Upgrade BIOS ?

Bill bstanle at wowway.com
Tue Aug 25 03:26:56 UTC 2020


On 8/24/20 8:58 PM, Robert Heller wrote:
> At Mon, 24 Aug 2020 20:42:37 -0400 bstanle at wowway.com, "Ubuntu user technical support,  not for general discussions" <ubuntu-users at lists.ubuntu.com> wrote:
>
>>
>> On 8/24/20 6:11 PM, Chris Green wrote:
>>> On Mon, Aug 24, 2020 at 10:39:23AM -0400, Bill wrote:
>>>> Hi,
>>>>
>>>> Are there any side effects of upgrading the BIOS on my computer? The
>>>> computer is quite old but it is arguably still a good machine (i7 with 12 GB
>>>> ram but it still has the original BIOS - circa 2010).  Is Linux affected in
>>>> any way (both positive or negative)?
>>>>
>>> Is there any particular reason that you want to upgrade the BIOS?  If
>>> there isn't then I think I'd leave well alone, it's unlikely to give
>>> you any useful new facilities or speed anything up at all.
>>>
>> WS=> That is what I think as well!  I just wanted to know what the
>> opinion of others was.
> Generally with the BIOS it is often a case of "If it ain't broke, don't fix
> it."
>
> Linux actually makes very little use of the BIOS, once the kernel starts up.
> Messing with the BIOS is mostly a matter of what happens between applying
> power and the kernel start.
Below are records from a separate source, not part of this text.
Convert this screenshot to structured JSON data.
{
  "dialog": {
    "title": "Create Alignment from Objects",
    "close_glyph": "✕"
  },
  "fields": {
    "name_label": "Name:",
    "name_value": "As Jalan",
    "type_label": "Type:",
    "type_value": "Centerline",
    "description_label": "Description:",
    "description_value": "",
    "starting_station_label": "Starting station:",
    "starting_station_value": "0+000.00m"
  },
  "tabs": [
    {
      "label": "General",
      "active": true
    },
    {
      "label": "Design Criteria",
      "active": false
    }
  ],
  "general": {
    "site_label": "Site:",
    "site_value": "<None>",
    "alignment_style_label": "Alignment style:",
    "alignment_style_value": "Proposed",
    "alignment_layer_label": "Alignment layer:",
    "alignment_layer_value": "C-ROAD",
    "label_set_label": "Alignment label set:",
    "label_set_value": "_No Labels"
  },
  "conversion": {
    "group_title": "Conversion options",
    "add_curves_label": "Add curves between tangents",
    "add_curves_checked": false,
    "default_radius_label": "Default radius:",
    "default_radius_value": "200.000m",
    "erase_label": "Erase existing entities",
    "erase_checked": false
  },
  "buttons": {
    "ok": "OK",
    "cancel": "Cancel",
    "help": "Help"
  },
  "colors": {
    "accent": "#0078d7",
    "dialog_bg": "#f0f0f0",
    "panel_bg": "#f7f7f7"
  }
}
The usual reasons for upgrading the BIOS might
> relate to dealing hardware that the BIOS needs to initialize and the usual
> hardware that might get added is a newer processor or newer (bigger) disk
> drives, since these are really the only hardware that you can add that the
> BIOS needs to know how to deal with -- things like PCI cards usually provide
> their own firmware ROMs. Oh, there might be issues like memory size limits --
> I guess it is possible that a newer BIOS might be needed if you install larger
> RAM sticks than the original BIOS supported -- I'm not totally sure about
> that.

WS=> Ahh!  You are getting to the meat of the matter.

My computer came with 8 GB installed and the users manual says it could 
be upgraded to 16 GB.  At the time, I thought the memory was in a single 
2 dimm bank for 2X4GB.  I ordered 2 8GB dims and upon opening the case 
to replace the memory, I discovered 2 dimm banks (for a total of 4 
slots.  The second bank was partially hidden).

I put the new 8 GB memory in one bank and left the other bank as it 
was.  The BIOS is recognizing the new 8 GB dimms as 4 GB dims. The 
computer works OK but with the new 8GB in the first bank and 4 GB in the 
other bank (for a total of 12 GB).  Do you think that a BIOS upgrade 
might get the computer to see the two 8 GB dimms. This would get the 
computer to recognize more than the original 16 GB. limit.

PS. I might have not explained the arithmetic properly.